CDW's earnings growth rate has been slower than its shareholder returns, with a 5-year CAGR of 11.29% compared to the 6.3% CAGR in shareholder returns. This disparity can be attributed to several factors. Firstly, CDW's revenue growth has decelerated in recent years, with a 9.99% decline in 2023 compared to 2022, and a 6.43% decline in the twelve months ending June 30, 2024. Secondly, CDW's earnings growth has slowed down, with a 1.97% growth in the last year compared to its 5-year CAGR of 11.29%. Lastly, CDW's return on capital employed has decreased from 28% three years ago to 18.79% currently. These factors suggest that CDW's earnings growth has been impacted by a slowdown in revenue growth, a decrease in earnings growth rate, and a decline in capital efficiency.

CDW's earnings growth trajectory has been inconsistent over the past decade. From 2011 to 2021, CDW's earnings grew at a CAGR of 11.29%, compared to the US Information Technology Services industry average of 8.23% and the US market average of 23.67%. However, CDW's earnings growth has slowed in recent years, with a growth rate of just 1.97% in the last year, below its 5-year CAGR. This trend suggests a potential slowdown in CDW's earnings growth trajectory.

CDW Basic EPS, Basic EPS YoY


CDW's return on equity (ROE) of 51% is significantly higher than the US Information Technology Services industry average of 26.1% and the broader market average of 29.6%. This indicates that CDW is highly efficient at transforming shareholder equity into returns. However, CDW's return on assets (ROA) of 8.1% is slightly lower than the industry average of 8.89%, suggesting that CDW is not as efficient at generating returns from its assets as its peers.

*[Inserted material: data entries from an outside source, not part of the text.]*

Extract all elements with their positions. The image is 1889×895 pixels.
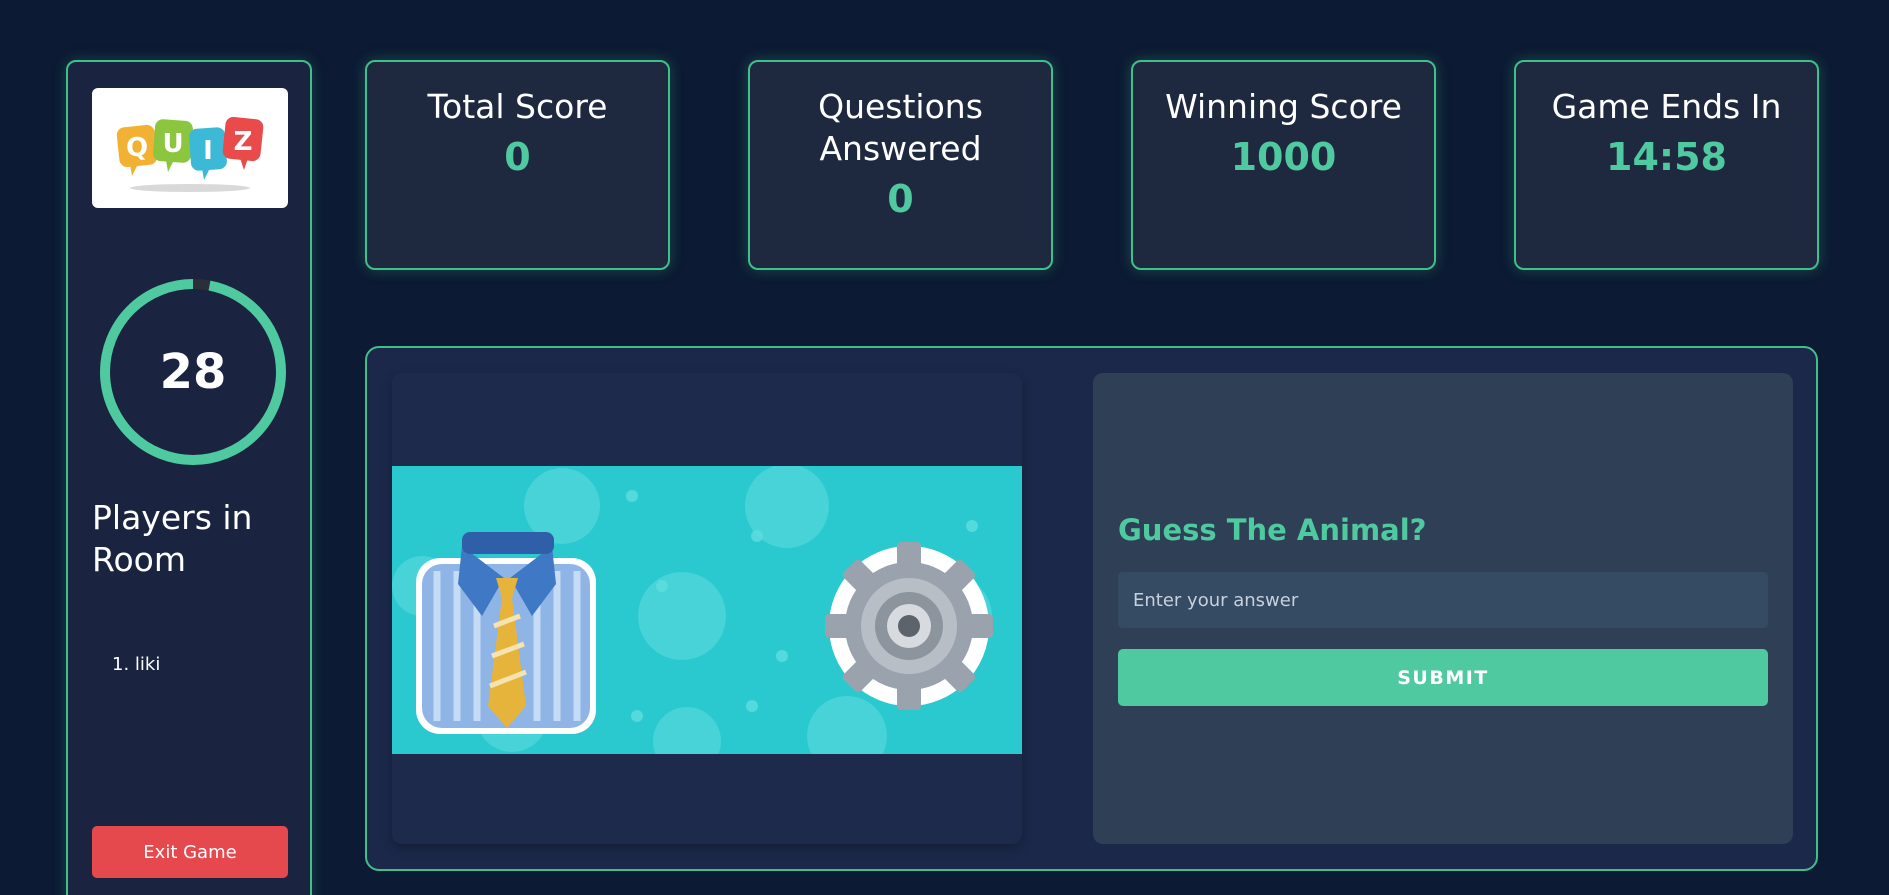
winning-score-value: 1000 (1230, 135, 1337, 179)
sidebar: Q U I Z 28 Players in Room 1. liki Exit … (66, 60, 312, 895)
winning-score-card: Winning Score 1000 (1131, 60, 1436, 270)
game-ends-label: Game Ends In (1551, 87, 1782, 126)
svg-text:Q: Q (126, 133, 148, 163)
question-image-card (392, 373, 1022, 844)
total-score-card: Total Score 0 (365, 60, 670, 270)
quiz-logo-image: Q U I Z (116, 116, 264, 192)
countdown-timer: 28 (98, 277, 288, 467)
total-score-label: Total Score (427, 87, 608, 126)
winning-score-label: Winning Score (1165, 87, 1402, 126)
emoji-puzzle-svg (392, 466, 1022, 754)
svg-text:U: U (162, 129, 183, 159)
game-ends-value: 14:58 (1606, 135, 1727, 179)
svg-text:I: I (203, 136, 213, 166)
quiz-logo: Q U I Z (92, 88, 288, 208)
shirt-tie-icon (416, 532, 596, 734)
total-score-value: 0 (504, 135, 531, 179)
timer-value: 28 (159, 344, 227, 400)
answer-input[interactable] (1118, 572, 1768, 628)
question-text: Guess The Animal? (1118, 513, 1427, 547)
quiz-app: Q U I Z 28 Players in Room 1. liki Exit … (0, 0, 1889, 895)
questions-answered-label: Questions Answered (818, 87, 983, 168)
game-ends-card: Game Ends In 14:58 (1514, 60, 1819, 270)
players-title: Players in Room (92, 498, 253, 579)
exit-game-button[interactable]: Exit Game (92, 826, 288, 878)
submit-button[interactable]: SUBMIT (1118, 649, 1768, 706)
questions-answered-card: Questions Answered 0 (748, 60, 1053, 270)
emoji-puzzle-image (392, 466, 1022, 754)
players-list: 1. liki (112, 652, 160, 678)
player-item: 1. liki (112, 654, 161, 675)
game-panel: Guess The Animal? SUBMIT (365, 346, 1818, 871)
questions-answered-value: 0 (887, 177, 914, 221)
answer-card: Guess The Animal? SUBMIT (1093, 373, 1793, 844)
svg-text:Z: Z (234, 127, 253, 157)
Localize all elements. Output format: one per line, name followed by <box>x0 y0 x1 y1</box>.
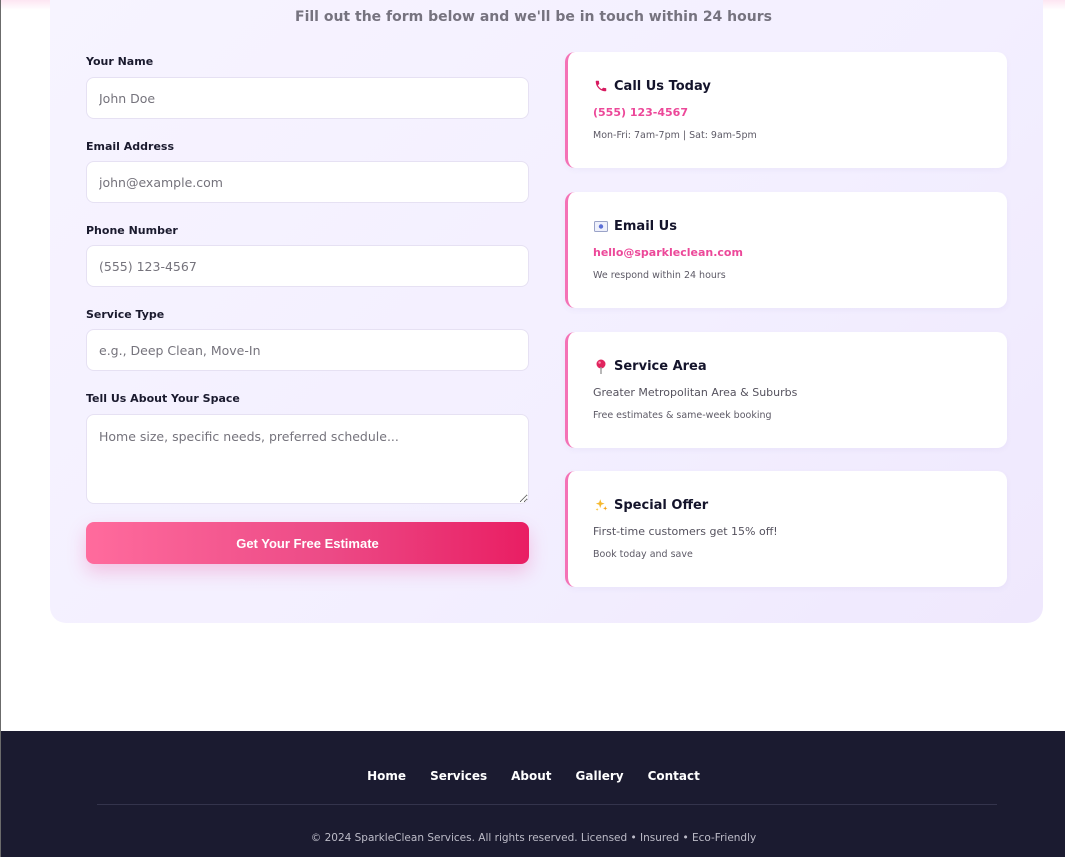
email-address-link[interactable]: hello@sparkleclean.com <box>593 246 743 259</box>
footer-nav: Home Services About Gallery Contact <box>1 769 1065 783</box>
phone-label: Phone Number <box>86 224 178 237</box>
offer-text: First-time customers get 15% off! <box>593 525 778 538</box>
business-hours: Mon-Fri: 7am-7pm | Sat: 9am-5pm <box>593 130 757 141</box>
phone-input[interactable] <box>86 245 529 287</box>
message-textarea[interactable] <box>86 414 529 504</box>
free-estimates-text: Free estimates & same-week booking <box>593 410 772 421</box>
email-card-title: Email Us <box>614 218 677 234</box>
footer-link-services[interactable]: Services <box>430 769 487 783</box>
service-area-text: Greater Metropolitan Area & Suburbs <box>593 386 798 399</box>
special-offer-card: Special Offer First-time customers get 1… <box>565 471 1007 587</box>
email-response-time: We respond within 24 hours <box>593 270 726 281</box>
phone-icon <box>593 78 609 94</box>
call-card: Call Us Today (555) 123-4567 Mon-Fri: 7a… <box>565 52 1007 168</box>
service-area-card-header: Service Area <box>593 358 707 374</box>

To improve its earnings growth rate and better align with its CAGR delivered to shareholders, CDW could focus on strategic initiatives such as expanding its cloud and managed services offerings, investing in emerging technologies like IoT and AI, and enhancing its M&A strategy to acquire complementary businesses. By doing so, CDW can diversify its revenue streams, tap into new markets, and strengthen its market position.

In conclusion, CDW's earnings growth rate lagging its shareholder returns can be attributed to a combination of factors, including revenue growth deceleration, slower earnings growth, and decreased capital efficiency. To address this discrepancy, CDW should consider strategic initiatives to drive earnings growth and better align with its CAGR delivered to shareholders. As always, investors should monitor the company's performance and adapt their strategies accordingly to capitalize on market opportunities.